Downsides to both services? The don’t work with all phones. I can run Latitude on my Nokia phone, but not my iPhone. Glympse is same, but is coming to iPhone soon.

So far I think Glympse’s approach is going to be better for most people. What do you think?

SXSW 2009 will be known as the "SMS & location explosion SXSW"

This week tons of people were asking me “what’s the ‘Twitter’ of this year’s SXSW conference. See, two years ago at SXSW Twitter exploded onto the scene.

Looking back at this year’s conference (pretty tough cause I partied a little too hard with my new friends at Rackspace) it’s clear that this year is going to be remembered for when location exploded onto the scene.

First, everyone’s iPhones didn’t work very well for the first two days of the conference. Turned out that AT&T’s network was overloaded. I met the guy who fixed much of that problem on Sunday (they doubled the network capacity and turned on some new wireless bandwidth). That reminded me of the “Twitter SXSW” when Twitter itself was slow and went down a few times during the show.

But, that’s not the reason why this will be remembered as the “SMS & location explosion SXSW.”

First, it’ll be all the talk about a new app that got its first hype here at SXSW: Foursquare. Techcrunch wrote that up today. What is it? It’s a social app that you report via SMS where you are and it uses that info to build a little game with your friends. Lots of people were talking about it.

When I visited Governor Rick Perry along with a couple of other bloggers Chris Brogan was watching me use Ourdoings to email photos in from my iPhone, which posts them to my friendfeed stream along with a map of where that photo was shot, and he said “why aren’t you using Pixelpipe?” That’s an iPhone app that lets you upload groups of photos when you find available bandwidth. He said it was very valuable to him at SXSW when the iPhone often had very little or no available bandwidth (inside the capital building while we were visiting the governor we had the same problem).

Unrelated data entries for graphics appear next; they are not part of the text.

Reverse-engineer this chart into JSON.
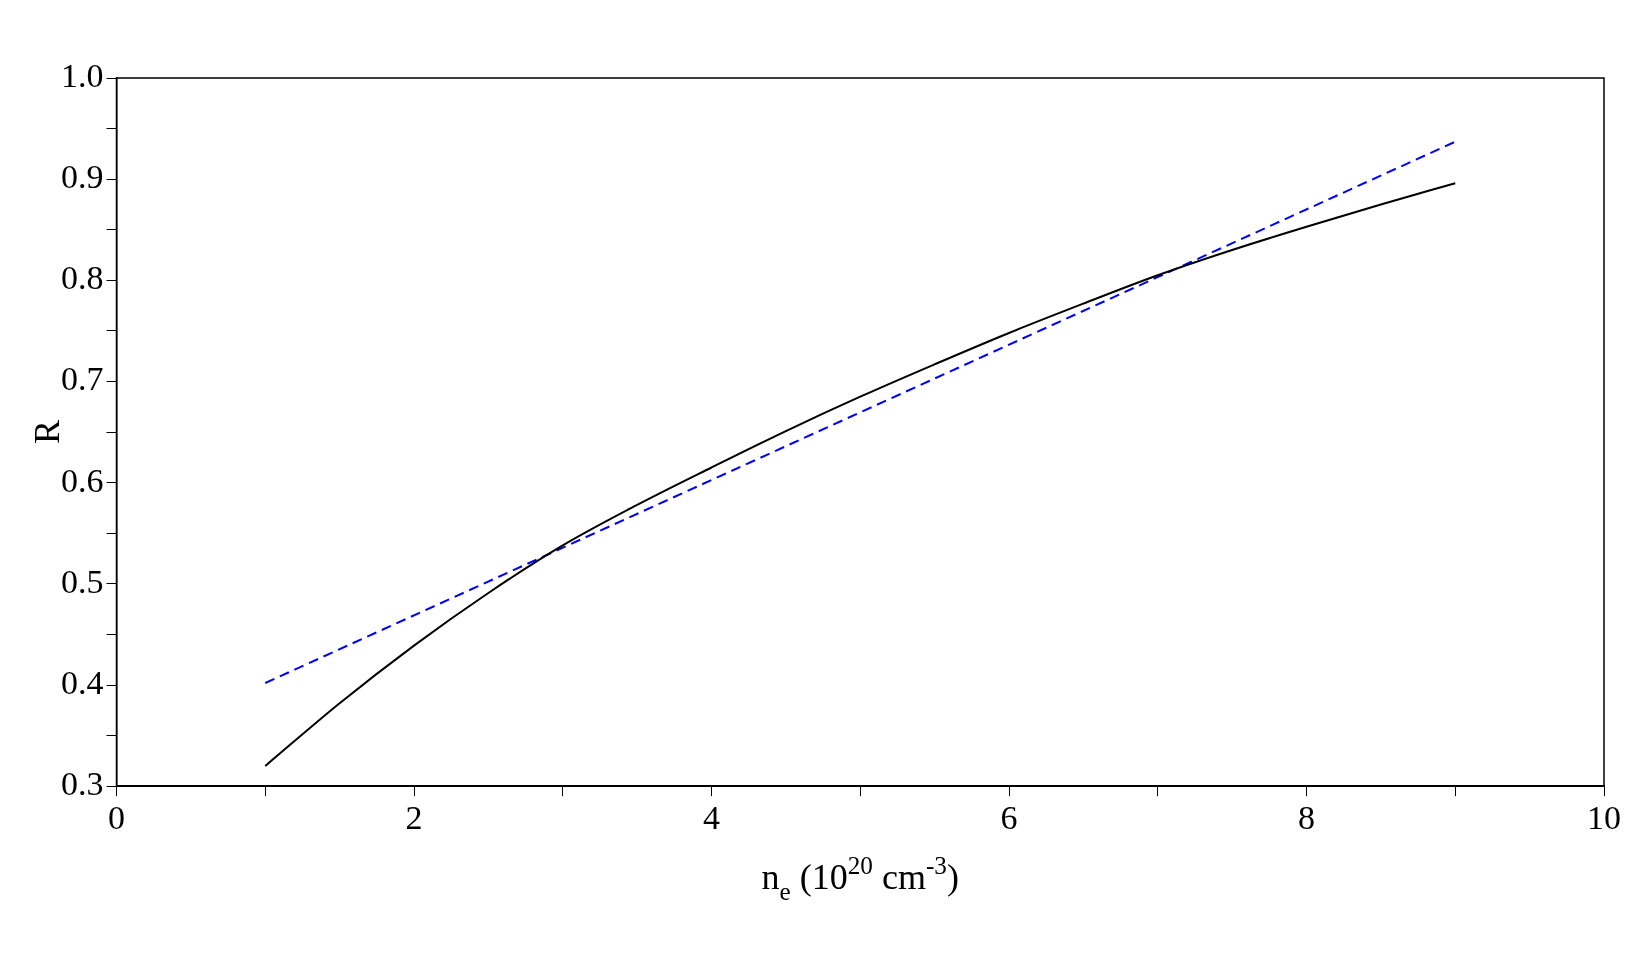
{
  "chart_data": {
    "type": "line",
    "xlabel": "n$_{e}$ (10$^{20}$ cm$^{-3}$)",
    "ylabel": "R",
    "xlim": [
      0,
      10
    ],
    "ylim": [
      0.3,
      1.0
    ],
    "xticks": [
      0,
      {
        "value": 1,
        "label": null
      },
      2,
      {
        "value": 3,
        "label": null
      },
      4,
      {
        "value": 5,
        "label": null
      },
      6,
      {
        "value": 7,
        "label": null
      },
      8,
      {
        "value": 9,
        "label": null
      },
      10
    ],
    "yticks": [
      0.3,
      {
        "value": 0.35,
        "label": null
      },
      0.4,
      {
        "value": 0.45,
        "label": null
      },
      0.5,
      {
        "value": 0.55,
        "label": null
      },
      0.6,
      {
        "value": 0.65,
        "label": null
      },
      0.7,
      {
        "value": 0.75,
        "label": null
      },
      0.8,
      {
        "value": 0.85,
        "label": null
      },
      0.9,
      {
        "value": 0.95,
        "label": null
      },
      "1.0"
    ],
    "grid": false,
    "legend": false,
    "marker": "none",
    "series": [
      {
        "color": "#000000",
        "line_style": "solid",
        "x": [
          1,
          1.5,
          2,
          2.5,
          3,
          3.5,
          4,
          4.5,
          5,
          5.5,
          6,
          6.5,
          7,
          7.5,
          8,
          8.5,
          9
        ],
        "values": [
          0.32,
          0.382,
          0.439,
          0.491,
          0.538,
          0.578,
          0.615,
          0.651,
          0.685,
          0.717,
          0.748,
          0.777,
          0.805,
          0.83,
          0.853,
          0.875,
          0.896
        ]
      },
      {
        "color": "#0000ff",
        "line_style": "dashed",
        "x": [
          1,
          9
        ],
        "values": [
          0.402,
          0.937
        ]
      }
    ]
  }
}
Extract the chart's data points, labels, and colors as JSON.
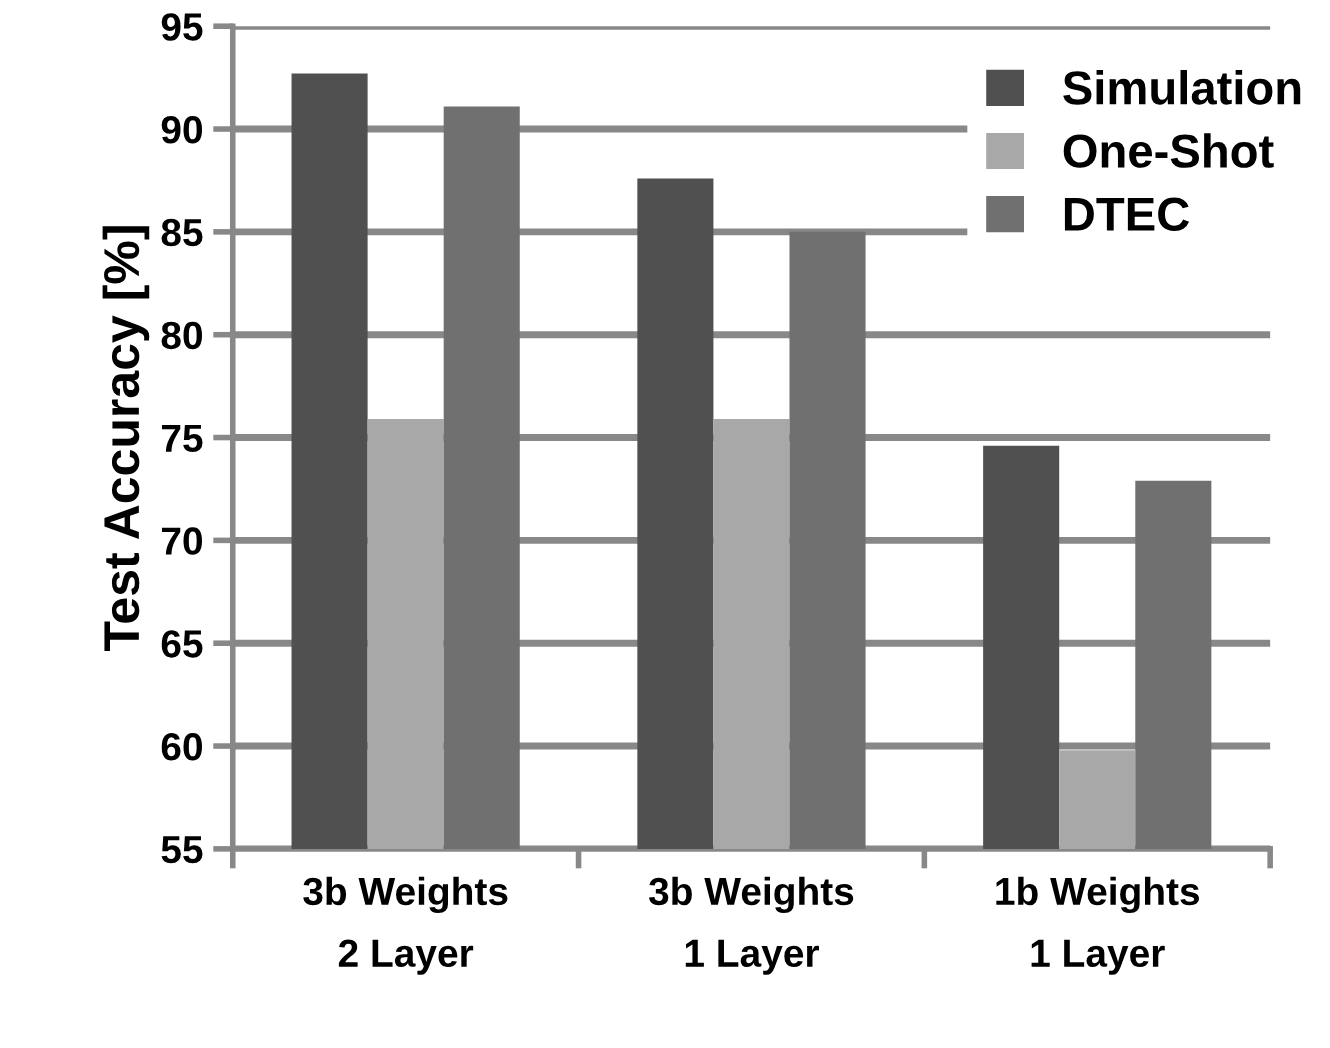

Another app that got some attention at SXSW was CONTXTS, which are mobile SMS business cards. Daniel Graf showed me this. He asked for my phone number, SMS’d that to a number that CONTXTS uses and instantly a note came to my phone with his contact info. Very cool and useful for networking at conferences.

Here, you can try it with my phone. It asked me to “TELL YOUR FRIENDS TO TXT SCOBLEIZER TO 50500.” Now you’ll see how it works and you’ll get my contact information sent back to you.

So, how about you? Did you see any cool location-based services used at SXSW for the first time? There were a ton, like Google Latitude, or Radar, from Tiny Pictures.

Why don’t we list the coolest ones here, or on my friendfeed link, which I’ll post shortly?